Land managers acknowledge it’s not a question of if a fire will occur, but when.
“All it will take is a real windy day and a spark in the wrong place,” Mask said. Vail isn’t alone, either, he said. Much of the West and many portions of the country are facing similar fire danger. Parts or all of 33 states are experiencing drought conditions. The Front Range, for example, already has seen two significant fires this month alone.
Hand of man
Prior to modern man’s management of public lands, fire would periodically sweep through forests, rejuvenating them by removing overmature trees and stimulating new growth. The forests and other public lands have been negatively impacted by fire suppressions that have allowed vegetation to become old and fire-prone by creating trees that are all of one age group, making them less resistant to environmental factors, such as fire or insect attack.
Land managers now use low-intensity, controlled fires to sweep forested lands of fuelwood, as well as mechanical thinning with chainsaws.
In Eagle County, lodgepole stands last saw a major fire in the mid-1880s, according to cross sections of standing lodgepoles.
Mask said there are 7,800 acres of dead trees in the Vail Valley portion of the forest. On a good-to-bad, 1-to-10 scale, the fire danger of valley’s forests is at “7,” said Mask.
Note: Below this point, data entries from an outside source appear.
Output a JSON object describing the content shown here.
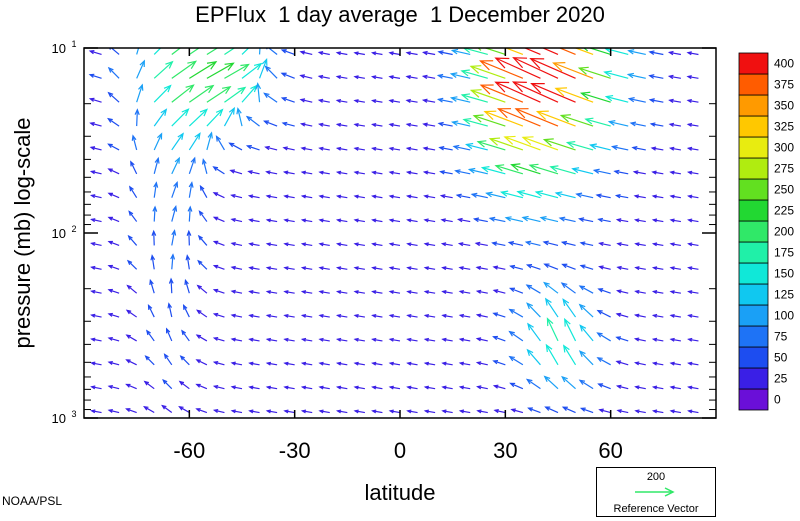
{
  "chart_data": {
    "type": "quiver",
    "title": "EPFlux  1 day average  1 December 2020",
    "xlabel": "latitude",
    "ylabel": "pressure (mb)  log-scale",
    "x_ticks": [
      -60,
      -30,
      0,
      30,
      60
    ],
    "x_tick_labels": [
      "-60",
      "-30",
      "0",
      "30",
      "60"
    ],
    "xlim": [
      -90,
      90
    ],
    "y_scale": "log",
    "ylim": [
      1000,
      10
    ],
    "y_ticks": [
      {
        "base": "10",
        "exp": "1",
        "value": 10
      },
      {
        "base": "10",
        "exp": "2",
        "value": 100
      },
      {
        "base": "10",
        "exp": "3",
        "value": 1000
      }
    ],
    "colorbar": {
      "levels": [
        0,
        25,
        50,
        75,
        100,
        125,
        150,
        175,
        200,
        225,
        250,
        275,
        300,
        325,
        350,
        375,
        400
      ],
      "labels": [
        "400",
        "375",
        "350",
        "325",
        "300",
        "275",
        "250",
        "225",
        "200",
        "175",
        "150",
        "125",
        "100",
        "75",
        "50",
        "25",
        "0"
      ],
      "colors": [
        "#6a0fd8",
        "#3a1fe6",
        "#1d4df0",
        "#1e73f6",
        "#1aa0f6",
        "#10c8f0",
        "#10e8d8",
        "#20f0a8",
        "#30e868",
        "#22d832",
        "#62e020",
        "#b0ec10",
        "#e8ec10",
        "#ffc800",
        "#ff9a00",
        "#ff5c00",
        "#f01010"
      ]
    },
    "reference_vector": {
      "value": "200",
      "label": "Reference Vector",
      "color": "#30e868"
    },
    "credit": "NOAA/PSL"
  }
}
“The whole idea is being aware of the forest condition and showing what we’re doing to address them,” said Mask of the governor’s tour.
Holy Cross District Ranger Cal Wettstein said the area that can be more intensively managed for the greatest good is the wild/urban area. But it’s an expensive proposition. A consortium of organizations last summer, and the summer before, felled trees killed by beetles on a 16-acre area and another 50-acre area on Vail Mountain. Crews stripped the bark on felled trees to kill the beetle larvae. Those efforts and others by the Forest Service elsewhere cost an estimated $675,000, Wettstein said.
To “treat” the entire forest would be cost-prohibitive. The governor and members of the committee will likely be buttonholed by land managers and others for more funding for forest health and fire safety. The Forest Committee’s visit will be used in part to help it generate its annual report on forest health. The Vail visit and meeting will be the third gathering of the committee.
Another part of the battle is regulatory. Eagle County and other counties in the region will be adopting or considering regulations for new subdivisions aimed at reducing fire danger by creating defensible perimeters between dwellings and the forest. But those regulations don’t address the thousands of existing dwellings that back up to forested lands throughout the county.
Members of the Advisory Committee include Eagle County Commissioner Tom Stone; Colorado State Forester Jim Hubbard; Greg Walcher, director of the state Division of Natural Resources; State Commissioner of Agriculture Don Ament; Nancy Fishering of the Colorado Timber Industry; Tom Borden, retired Colorado state forester; and Al Dyer, dean of the Colorado State University College of Forestry.
Also attending will be members of the state House and Senate committees on agriculture, as well as local, state and federal land managers and elected officials.